W okresie Cesarstwa Rzymskiego modne były peruki robione z jasnych włosów niewolnic z Germanii, a także ciemne włosy importowane z Indii – skala tego specyficznego importu była w pewnym momencie  tak wielka, że obłożono go podatkiem.

O włosy Rzymianina dbał

tonsor – fryzjer-golibroda. Troszczył się on również o stan i wygląd paznokci u rąk i nóg. Do III w. p.n.e. długie włosy i brody u mężczyzn były czymś normalnym. Pierwszym, który kazał się codziennie golić był Scypio Afrykański Mlodszy; natomiast boski August (I w. p.n.e.) używał zawsze brzytwy. Od jego czasów wizyta u fryzjera była jednym z wyznaczników podstawowych elementów higieny osobistej.

Starożytni Egipcjanie do usuwania włosów używali peset i brzytew, które były wykonane z miedzi i brązu, czasem ze złota. Przechowywano je w skórzanych woreczkach lub futerałach, żeby zabezpieczyć przed przedwczesnym stępieniem ostrza. Mężczyźni golili włosy i brody. Kapłani golili „co drugi dzień całe ciało, ażeby ani wesz, ani żaden inny obrzydliwy owad, nie pokazał się u nich podczas sprawowania służby bożej…”.

Hindusi pozbawiali się owłosienia

z okolic klatki piersiowej i miejsc intymnych. Specjalistkami od usuwania zbędnego owłosienia były kobiety.

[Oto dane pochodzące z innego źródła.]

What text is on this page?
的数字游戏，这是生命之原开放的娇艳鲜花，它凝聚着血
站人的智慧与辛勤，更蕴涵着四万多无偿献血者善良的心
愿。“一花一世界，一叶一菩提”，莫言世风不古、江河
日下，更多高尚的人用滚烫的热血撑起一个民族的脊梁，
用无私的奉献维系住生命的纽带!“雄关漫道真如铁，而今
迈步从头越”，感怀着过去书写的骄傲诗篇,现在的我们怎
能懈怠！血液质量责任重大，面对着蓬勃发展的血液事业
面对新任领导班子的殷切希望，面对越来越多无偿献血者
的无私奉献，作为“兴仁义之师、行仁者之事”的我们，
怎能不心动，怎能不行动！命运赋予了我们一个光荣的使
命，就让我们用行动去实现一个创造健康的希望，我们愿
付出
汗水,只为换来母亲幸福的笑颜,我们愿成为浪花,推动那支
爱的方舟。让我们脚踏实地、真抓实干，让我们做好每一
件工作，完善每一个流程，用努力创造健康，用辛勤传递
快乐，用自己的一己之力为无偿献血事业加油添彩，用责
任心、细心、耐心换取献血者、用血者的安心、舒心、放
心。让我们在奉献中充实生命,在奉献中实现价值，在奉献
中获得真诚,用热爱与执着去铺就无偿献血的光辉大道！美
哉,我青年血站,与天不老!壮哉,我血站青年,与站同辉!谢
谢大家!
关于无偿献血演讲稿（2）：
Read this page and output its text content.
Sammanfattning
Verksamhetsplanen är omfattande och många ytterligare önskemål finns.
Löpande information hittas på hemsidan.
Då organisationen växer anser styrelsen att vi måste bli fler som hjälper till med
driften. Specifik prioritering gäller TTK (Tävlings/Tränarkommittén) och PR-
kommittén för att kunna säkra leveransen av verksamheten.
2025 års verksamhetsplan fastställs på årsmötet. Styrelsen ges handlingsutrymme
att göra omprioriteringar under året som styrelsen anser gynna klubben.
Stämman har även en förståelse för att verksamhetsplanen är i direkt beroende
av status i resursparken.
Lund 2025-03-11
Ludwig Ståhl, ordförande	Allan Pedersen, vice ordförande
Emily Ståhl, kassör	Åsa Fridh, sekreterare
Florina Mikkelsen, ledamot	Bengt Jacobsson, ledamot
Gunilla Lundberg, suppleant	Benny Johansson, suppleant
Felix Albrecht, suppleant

O ile piękne włosy na głowie i długie rzęsy oraz uporządkowane brwi były symbolem piękna, dbałości o siebie i atrakcyjności, to owłosienie na innych częściach ciała uważane było za sprzeczne z higieną. Od XVI w. p.n.e. asyryjskie kobiety używały do depilacji maści z soli morskiej, miodu i s[sproszkowywanego alabastru. Wśród Rzymianek popularna była depilacja „chemiczna”, do której używano specjalnej maści – psilostrum. Przepis na wykonanie takiego środka podaje Pliniusz Starszy: „Nasienie czarnej wierzby z pianą srebrną w równiej wadze pomieszane i po kąpieli rozsmarowane, służyły za psilothrum.

Kobiety w czasach starożytnych nie zapominały

o depilacji okolic intymnych

Wątek ten pojawia się m.in. wielokrotnie w komediach Arystofanesa wskazując, że dla Greczynki depilacja okolic intymnych była równoznaczna z zachowaniem czystości i jednocześnie posiadaniem  atrakcyjności seksualnej. Wiemy, że mogły one wybierać wśród kilku metod. Jedną z nich, zapewne szalenie bolesną, było opalanie włosów.

Praktyka opalania włosów łonowych była w Grecji dość popularna, ale jej przedstawienie w sztuce jest prawdziwą rzadkością. Na jednym z kyliksów (pucharów) zachowała się scena, przedstawiająca kobietę, która trzyma lampę oliwną tak blisko, by przypalić włosy łonowe. Kobieta kuca nad zbiornikiem z wodą zapewne po to, żeby interweniować w przypadku ewentualnego oparzenia. W drugiej ręce trzyma (być może namoczoną) gąbkę. Gąbki były wówczas powszechnie stosowane do mycia i kąpieli.

Wśród opisów często pojawia się sugestia informująca o wyrywaniu włosów lub usuwaniu ich pęsetą:

„(…) starczy, że z niewolnikiem leżąc na kożuchu, jemu pokażą wyskubane wdzięki…”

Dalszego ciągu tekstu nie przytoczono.